Antithrombin therapy during primary PCI

  • offer unfractionated heparin with bailout glycoprotein IIb/IIIa inhibitor in combination with dual antiplatelet therapy to people with acute STEMI undergoing primary PCI with radial access
  • consider bivalirudin with bailout glycoprotein IIb/IIIa inhibitor in combination with dual antiplatelet therapy for people with acute STEMI undergoing primary PCI when femoral access is needed.

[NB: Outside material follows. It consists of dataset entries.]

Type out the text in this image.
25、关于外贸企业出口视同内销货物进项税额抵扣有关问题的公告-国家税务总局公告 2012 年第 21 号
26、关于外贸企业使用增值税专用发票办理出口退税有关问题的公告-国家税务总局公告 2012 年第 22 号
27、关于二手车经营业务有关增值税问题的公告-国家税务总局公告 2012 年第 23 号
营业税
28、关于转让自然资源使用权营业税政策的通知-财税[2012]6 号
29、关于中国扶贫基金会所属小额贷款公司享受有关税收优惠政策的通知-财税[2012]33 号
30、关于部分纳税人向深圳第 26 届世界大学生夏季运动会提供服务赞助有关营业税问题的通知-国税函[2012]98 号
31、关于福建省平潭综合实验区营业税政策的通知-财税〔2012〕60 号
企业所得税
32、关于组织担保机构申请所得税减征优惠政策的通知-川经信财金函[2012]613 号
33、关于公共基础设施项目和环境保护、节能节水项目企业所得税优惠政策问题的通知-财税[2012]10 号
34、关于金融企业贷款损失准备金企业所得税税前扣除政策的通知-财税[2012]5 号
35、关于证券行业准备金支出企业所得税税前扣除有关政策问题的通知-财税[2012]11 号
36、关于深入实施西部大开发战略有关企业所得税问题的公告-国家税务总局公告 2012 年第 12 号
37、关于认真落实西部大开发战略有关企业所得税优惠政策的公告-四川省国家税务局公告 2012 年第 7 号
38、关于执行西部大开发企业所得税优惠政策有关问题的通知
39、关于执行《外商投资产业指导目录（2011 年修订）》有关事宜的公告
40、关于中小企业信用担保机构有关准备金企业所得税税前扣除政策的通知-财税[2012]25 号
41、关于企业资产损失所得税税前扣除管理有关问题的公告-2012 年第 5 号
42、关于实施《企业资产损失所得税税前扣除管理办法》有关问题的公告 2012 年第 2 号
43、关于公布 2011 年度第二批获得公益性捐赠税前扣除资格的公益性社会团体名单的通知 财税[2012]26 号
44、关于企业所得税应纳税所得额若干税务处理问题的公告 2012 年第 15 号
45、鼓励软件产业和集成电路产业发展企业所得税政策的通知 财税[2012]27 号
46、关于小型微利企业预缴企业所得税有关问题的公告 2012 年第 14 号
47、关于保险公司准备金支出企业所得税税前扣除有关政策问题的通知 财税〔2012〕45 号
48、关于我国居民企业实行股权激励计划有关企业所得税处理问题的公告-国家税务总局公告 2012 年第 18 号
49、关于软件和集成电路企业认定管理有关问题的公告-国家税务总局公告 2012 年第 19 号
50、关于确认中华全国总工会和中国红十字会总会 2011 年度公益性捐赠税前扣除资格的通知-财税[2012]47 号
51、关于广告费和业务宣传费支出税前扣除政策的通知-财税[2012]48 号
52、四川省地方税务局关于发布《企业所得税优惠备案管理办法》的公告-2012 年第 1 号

In November 2020, use of bivalirudin with prasugrel and aspirin was off label. See NICE's information on prescribing medicines

Thrombus extraction during primary PCI

  • consider thrombus aspiration during primary PCI for people with acute STEMI
  • do not routinely use mechanical thrombus extraction during primary PCI for people with acute STEMI

Complete or culprit vessel only revascularisation with PCI in people with acute STEMI treated by primary PCI

  • offer complete revascularisation with PCI for people with acute STEMI and multivessel coronary artery disease without cardiogenic shock. Consider doing this during the index hospital admission
  • consider culprit vessel only revascularisation with PCI rather than complete revascularisation during the index procedure for people with acute STEMI and multivessel coronary artery disease with cardiogenic shock

Drug-eluting stents in primary PCI

  • if stenting is indicated, offer a drug-eluting stent to people with acute STEMI undergoing revascularisation by primary PCI

Fibrinolysis

  • offer fibrinolysis to people with acute STEMI presenting within 12 hours of onset of symptoms if primary PCI cannot be delivered within 120 minutes of the time when fibrinolysis could have been given
  • when treating people with fibrinolysis, give an antithrombin at the same time
  • offer an electrocardiogram (ECG) to people with acute STEMI treated with fibrinolysis, 60 to 90 minutes after administration. For those who have residual ST-segment elevation suggesting failed coronary reperfusion:
    • offer immediate coronary angiography, with follow-on PCI if indicated
    • do not repeat fibrinolytic therapy
  • if a person with acute STEMI has recurrent myocardial ischaemia after fibrinolysis, seek immediate specialist cardiological advice and, if appropriate, offer coronary angiography, with follow-on PCI if indicated
  • consider coronary angiography during the same hospital admission for people with acute STEMI who are clinically stable after successful fibrinolysis


Management for people with STEMI not treated with PCI

  • offer ticagrelor, as part of dual antiplatelet therapy with aspirin, to people with acute STEMI not treated with PCI, unless they have a high bleeding risk
  • consider clopidogrel, as part of dual antiplatelet therapy with aspirin, or aspirin alone, for people with acute STEMI not treated with PCI, if they have a high bleeding risk

Offer medical management to people with acute STEMI who are ineligible for any reperfusion therapy

Tests before discharge

  • assess left ventricular function in all people who have had a STEMI

Reference:

  1. NICE. Acute coronary syndromes. NICE guideline NG185. Published: 18 November 2020.